I have heard that the Catholic Church will recognize marriages that occurred outside the church — the term I’ve heard is that the Church will bless such a marriage.  I don’t know what’s involved in obtaining a blessing, though, or whether that’s a compromise that would interest your fiance.

Post # 6
291 posts
Helper bee
  • Wedding: August 2009

can you and your dear Fiance get away and simply have a  personal ceremony somewhere else? call it a pre-wedding mini-moon or whatever, but even if it’s not the official ceremony recognized by the catholic church, it might just be what you need to clear your head and have a moment with the one other person that matters in this whole crazy mess. then you guys can proceed with the other plans you’ve already laid in place and maybe even enjoy yourself a little more. trying to reconcile the religious and cultural preferences/necessities for your wedding day will be difficult, but that’s part of taking on his family! i think you can have your moment and they can too. good luck!

Post # 7
36 posts

I completely feel for you I am in a similar situation but my Fiance is a muslim Indian man and I am a christian woman.  We too are having two cermonies one the way his family wants and that his religion will recognize and although the "Western" way which will be less formal, on a beach and 30 at the ceremony with a larger reception later.  Sometimes you just have to grit and bare it sadly.  You dont want to insult him or his family but you also have to be true to yourself.  Good Luck because I truly know how frustrating it can all be.

Post # 9
22 posts
  • Wedding: October 2008

By the way, any priest who is a member of the Roman Catholic Church has an obligation to happily marry any couple who wishes inside or outside the church.  The ONLY thing you have to do is get a special compensation from the archdiocese of the area.  To do this, one of you will need to provide documents pertaining to that person’s membership in the church, i.e. baptism and confirmation records.  THAT IS IT.  The only reason some priests will not comply is personal opinion on the matter of being married "outside the church".  This is a big deal to some because traditionally the marriage ceremony is really one small variation of a full mass, and you cannot have the full mass outside of the church.  All you officially need is to say you are there to be married in front of a priest. 

There may be cultural differences because this is India we are talking about, but church doctrine supercedes that.  If you really really want the wedding where you want it, and it has to be recognized by the church, contact the archbishop of the area.  If that doesn’t work – take it all the way up.  Seriously, these guys are putting their personal preferences onto you when they technically aren’t supposed to.  

I am getting married outside to a Jew and I’m still getting recognized by the church, and no he doesn’t have to sign away any rights over the children’s upbringing.


Post # 10
2324 posts
Buzzing bee
  • Wedding: October 2018

I didn’t read the whole thing, but marriage is about compromise. It’s not your job to give up everything you’ve dreamed about, just like it’s not right for him to have no say. Y’all really need to talk about what’s the most important thing to each of you and go from there.

Post # 11
7081 posts
Busy Beekeeper
  • Wedding: July 2009

I have to put a little reality check in here.  If you are having this much problem just figuring out the Catholic part of the wedding, then what about the Catholic part of the relationship.  Religion can be a huge factor in relationships.

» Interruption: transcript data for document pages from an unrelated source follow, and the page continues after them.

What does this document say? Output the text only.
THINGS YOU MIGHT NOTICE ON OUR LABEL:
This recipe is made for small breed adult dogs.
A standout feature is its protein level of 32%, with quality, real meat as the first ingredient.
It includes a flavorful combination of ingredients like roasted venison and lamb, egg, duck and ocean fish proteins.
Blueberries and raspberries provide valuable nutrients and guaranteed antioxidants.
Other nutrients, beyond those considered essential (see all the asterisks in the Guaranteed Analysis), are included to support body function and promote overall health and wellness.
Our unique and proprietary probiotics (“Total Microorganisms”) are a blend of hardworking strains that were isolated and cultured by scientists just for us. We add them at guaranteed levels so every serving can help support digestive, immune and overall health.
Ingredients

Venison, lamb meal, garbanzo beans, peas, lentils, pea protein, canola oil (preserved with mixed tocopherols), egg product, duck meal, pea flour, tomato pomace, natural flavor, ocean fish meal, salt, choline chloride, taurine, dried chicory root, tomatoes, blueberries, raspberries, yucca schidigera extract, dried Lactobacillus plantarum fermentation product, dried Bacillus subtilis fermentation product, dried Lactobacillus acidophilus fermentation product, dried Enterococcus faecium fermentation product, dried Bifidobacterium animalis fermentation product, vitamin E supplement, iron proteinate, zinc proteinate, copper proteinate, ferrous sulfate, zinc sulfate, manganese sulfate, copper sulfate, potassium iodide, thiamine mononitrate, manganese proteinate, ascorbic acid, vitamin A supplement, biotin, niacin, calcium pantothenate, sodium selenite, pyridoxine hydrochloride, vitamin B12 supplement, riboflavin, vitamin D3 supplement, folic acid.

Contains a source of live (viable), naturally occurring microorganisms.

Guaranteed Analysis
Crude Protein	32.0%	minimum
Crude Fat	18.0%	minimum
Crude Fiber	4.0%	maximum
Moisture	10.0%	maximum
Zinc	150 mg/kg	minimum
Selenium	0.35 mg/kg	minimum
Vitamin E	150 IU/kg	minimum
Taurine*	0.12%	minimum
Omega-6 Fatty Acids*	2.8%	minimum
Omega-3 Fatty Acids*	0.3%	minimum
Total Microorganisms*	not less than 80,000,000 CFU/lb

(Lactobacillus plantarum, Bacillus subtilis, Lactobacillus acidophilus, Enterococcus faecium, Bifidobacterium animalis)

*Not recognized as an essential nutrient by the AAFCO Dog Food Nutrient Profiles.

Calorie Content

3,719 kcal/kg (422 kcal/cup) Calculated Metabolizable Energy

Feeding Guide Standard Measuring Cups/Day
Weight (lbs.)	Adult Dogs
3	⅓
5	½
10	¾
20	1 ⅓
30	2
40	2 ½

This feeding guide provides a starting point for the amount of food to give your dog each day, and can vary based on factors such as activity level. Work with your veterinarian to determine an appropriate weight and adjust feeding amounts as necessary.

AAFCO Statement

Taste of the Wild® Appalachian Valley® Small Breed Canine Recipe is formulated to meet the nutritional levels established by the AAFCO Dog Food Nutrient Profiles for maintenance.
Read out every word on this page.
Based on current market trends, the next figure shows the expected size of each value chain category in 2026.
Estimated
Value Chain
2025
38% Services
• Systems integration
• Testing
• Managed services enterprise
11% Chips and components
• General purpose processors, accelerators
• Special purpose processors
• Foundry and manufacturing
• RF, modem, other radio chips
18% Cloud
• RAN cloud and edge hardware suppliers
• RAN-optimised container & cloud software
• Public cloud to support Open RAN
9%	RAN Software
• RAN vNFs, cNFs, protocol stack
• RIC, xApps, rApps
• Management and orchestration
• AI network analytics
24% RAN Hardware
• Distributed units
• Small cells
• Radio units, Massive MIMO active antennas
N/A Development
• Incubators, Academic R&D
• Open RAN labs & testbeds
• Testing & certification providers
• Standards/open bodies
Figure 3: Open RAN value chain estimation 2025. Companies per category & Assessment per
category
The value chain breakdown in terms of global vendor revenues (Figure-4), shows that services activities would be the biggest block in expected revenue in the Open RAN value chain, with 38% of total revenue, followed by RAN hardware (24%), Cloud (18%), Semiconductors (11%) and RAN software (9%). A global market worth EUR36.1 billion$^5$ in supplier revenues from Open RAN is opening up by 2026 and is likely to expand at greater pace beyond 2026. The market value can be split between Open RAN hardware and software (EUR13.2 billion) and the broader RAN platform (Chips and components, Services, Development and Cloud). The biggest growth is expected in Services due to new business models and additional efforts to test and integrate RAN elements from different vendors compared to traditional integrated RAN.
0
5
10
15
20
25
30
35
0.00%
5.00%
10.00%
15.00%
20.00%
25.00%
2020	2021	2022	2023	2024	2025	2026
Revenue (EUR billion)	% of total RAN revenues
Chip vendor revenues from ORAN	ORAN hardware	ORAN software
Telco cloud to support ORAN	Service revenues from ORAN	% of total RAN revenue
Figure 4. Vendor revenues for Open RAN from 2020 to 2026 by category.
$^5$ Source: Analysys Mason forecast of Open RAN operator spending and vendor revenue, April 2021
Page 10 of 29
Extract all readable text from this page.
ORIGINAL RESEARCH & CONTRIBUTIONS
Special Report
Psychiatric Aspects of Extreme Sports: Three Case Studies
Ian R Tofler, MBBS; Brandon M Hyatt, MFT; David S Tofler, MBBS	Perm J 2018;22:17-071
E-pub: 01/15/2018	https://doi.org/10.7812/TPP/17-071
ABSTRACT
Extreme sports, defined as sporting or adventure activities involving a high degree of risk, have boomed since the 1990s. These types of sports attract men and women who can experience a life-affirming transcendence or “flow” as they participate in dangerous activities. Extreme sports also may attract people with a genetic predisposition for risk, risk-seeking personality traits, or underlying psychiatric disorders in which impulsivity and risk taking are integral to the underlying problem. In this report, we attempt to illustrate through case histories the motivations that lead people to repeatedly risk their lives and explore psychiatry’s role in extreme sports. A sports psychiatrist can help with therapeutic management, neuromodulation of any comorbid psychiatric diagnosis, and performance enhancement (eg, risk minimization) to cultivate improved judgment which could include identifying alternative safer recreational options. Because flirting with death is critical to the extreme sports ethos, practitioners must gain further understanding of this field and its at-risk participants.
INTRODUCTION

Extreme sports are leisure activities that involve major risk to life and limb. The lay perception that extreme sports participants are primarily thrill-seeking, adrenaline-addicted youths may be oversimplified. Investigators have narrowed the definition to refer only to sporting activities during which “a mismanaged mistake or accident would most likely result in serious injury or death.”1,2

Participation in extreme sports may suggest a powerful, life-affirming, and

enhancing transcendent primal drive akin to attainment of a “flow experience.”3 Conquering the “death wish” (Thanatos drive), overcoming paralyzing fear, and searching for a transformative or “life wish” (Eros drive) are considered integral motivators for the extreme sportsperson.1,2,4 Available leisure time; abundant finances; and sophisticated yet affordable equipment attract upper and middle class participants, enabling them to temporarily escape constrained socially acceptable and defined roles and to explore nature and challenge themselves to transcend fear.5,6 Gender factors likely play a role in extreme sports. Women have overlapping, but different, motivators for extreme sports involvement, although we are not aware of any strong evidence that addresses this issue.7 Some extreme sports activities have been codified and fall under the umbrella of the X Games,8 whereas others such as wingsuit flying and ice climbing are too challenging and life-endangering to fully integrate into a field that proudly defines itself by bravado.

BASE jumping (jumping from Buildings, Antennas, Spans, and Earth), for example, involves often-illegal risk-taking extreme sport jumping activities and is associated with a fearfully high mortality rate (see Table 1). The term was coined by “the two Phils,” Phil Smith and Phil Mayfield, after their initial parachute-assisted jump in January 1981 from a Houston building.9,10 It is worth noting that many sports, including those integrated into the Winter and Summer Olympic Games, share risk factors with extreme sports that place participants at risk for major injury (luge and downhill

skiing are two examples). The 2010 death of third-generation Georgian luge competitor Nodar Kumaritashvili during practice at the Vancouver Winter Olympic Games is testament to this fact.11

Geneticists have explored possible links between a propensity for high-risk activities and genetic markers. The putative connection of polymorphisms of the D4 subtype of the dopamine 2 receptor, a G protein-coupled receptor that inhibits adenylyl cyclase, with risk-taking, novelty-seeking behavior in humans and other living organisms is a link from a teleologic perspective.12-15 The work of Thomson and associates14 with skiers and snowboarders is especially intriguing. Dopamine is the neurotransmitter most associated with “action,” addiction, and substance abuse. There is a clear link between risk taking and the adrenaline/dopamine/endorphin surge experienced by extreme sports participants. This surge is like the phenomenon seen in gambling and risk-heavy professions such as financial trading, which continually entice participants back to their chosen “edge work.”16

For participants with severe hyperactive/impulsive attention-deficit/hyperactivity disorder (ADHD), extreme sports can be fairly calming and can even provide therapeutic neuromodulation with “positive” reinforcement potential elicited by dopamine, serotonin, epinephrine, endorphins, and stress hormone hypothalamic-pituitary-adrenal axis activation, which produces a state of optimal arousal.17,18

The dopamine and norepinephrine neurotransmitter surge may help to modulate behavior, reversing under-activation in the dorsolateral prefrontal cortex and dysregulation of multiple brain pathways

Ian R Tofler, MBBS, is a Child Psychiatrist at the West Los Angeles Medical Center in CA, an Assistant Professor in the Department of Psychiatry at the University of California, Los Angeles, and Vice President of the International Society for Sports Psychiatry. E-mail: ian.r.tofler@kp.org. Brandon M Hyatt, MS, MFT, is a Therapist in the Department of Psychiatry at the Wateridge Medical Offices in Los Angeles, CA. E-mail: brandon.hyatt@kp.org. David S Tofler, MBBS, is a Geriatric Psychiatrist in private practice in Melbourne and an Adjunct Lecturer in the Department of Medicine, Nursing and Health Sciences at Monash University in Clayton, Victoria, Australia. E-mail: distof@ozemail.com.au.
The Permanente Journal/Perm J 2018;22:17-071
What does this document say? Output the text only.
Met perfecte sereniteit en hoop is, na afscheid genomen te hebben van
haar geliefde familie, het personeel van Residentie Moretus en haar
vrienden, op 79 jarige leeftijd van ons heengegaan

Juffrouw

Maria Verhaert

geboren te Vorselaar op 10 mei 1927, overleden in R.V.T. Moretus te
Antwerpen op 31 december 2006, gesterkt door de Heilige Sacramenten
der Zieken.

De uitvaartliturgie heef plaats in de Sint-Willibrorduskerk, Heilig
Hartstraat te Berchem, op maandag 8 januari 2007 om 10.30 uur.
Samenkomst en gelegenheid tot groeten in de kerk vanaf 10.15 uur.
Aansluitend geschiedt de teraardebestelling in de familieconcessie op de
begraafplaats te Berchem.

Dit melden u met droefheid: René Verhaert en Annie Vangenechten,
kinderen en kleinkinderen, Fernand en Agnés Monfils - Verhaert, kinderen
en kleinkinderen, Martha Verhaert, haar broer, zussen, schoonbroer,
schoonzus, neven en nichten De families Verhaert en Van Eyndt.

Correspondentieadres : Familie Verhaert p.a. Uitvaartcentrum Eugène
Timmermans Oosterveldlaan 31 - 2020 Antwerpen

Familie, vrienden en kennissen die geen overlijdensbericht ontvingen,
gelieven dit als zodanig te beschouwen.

Are you going to be opposed to baptizing your kids?  Is he going to want that?

What about church on Sundays?

My family is Catholic and there was an individual who married outside the religion.  He struggled for years to reconcile his beliefs with his wife’s and in the end just couldn’t.  

I would encourage you to iron all this stuff out now!  This isn’t just about your wedding, its about your future.

Post # 13
50 posts
Worker bee
  • Wedding: May 2009

Sorry to hear about the recent stress. Unfortunately, it is Roman Catholic Canon Law that dictates that a wedding ceremony is to be celebrated in the church–not exactly an easy thing to get around, especially in more conservative parishes. If you want to be a total geek like me you can check it out at: http://www.vatican.va/archive/ENG1104/__P40.HTM.  While it is possible to get a dispensation to be married in another "suitable" place, these are often not easy to obtain and it would be up to the bishop in India to decide whether your outdoor location is suitable (and often outdoors is a no-go).  An alternative I’ve heard of here in the states is to have a private ceremony with the priest and family in the church first, followed by a blessing ceremony in the outdoor location.  Would it be possible for your Fiance or his parents to talk with their local priest about this or similar options?  

Also, not to throw another Catholic surprise at you, but have you determined how the two of you will complete your pre-Cana  (i.e., marriage preparation) prior to your wedding?  I’m in a long-distance relationship (although far closer than yours!), and it has definitely taken some planning to get this accomplished.  I noticed on your blog that you’re traveling to India soon.  If you all decide to continue pursuing a Catholic wedding, I’d really encourage you to meet with the priest to talk more about the wedding.  I hope you’ll find that not all Catholic weddings are "stuffy" and "overly ceremonial" but instead can be beautiful, spiritual, and personal celebrations.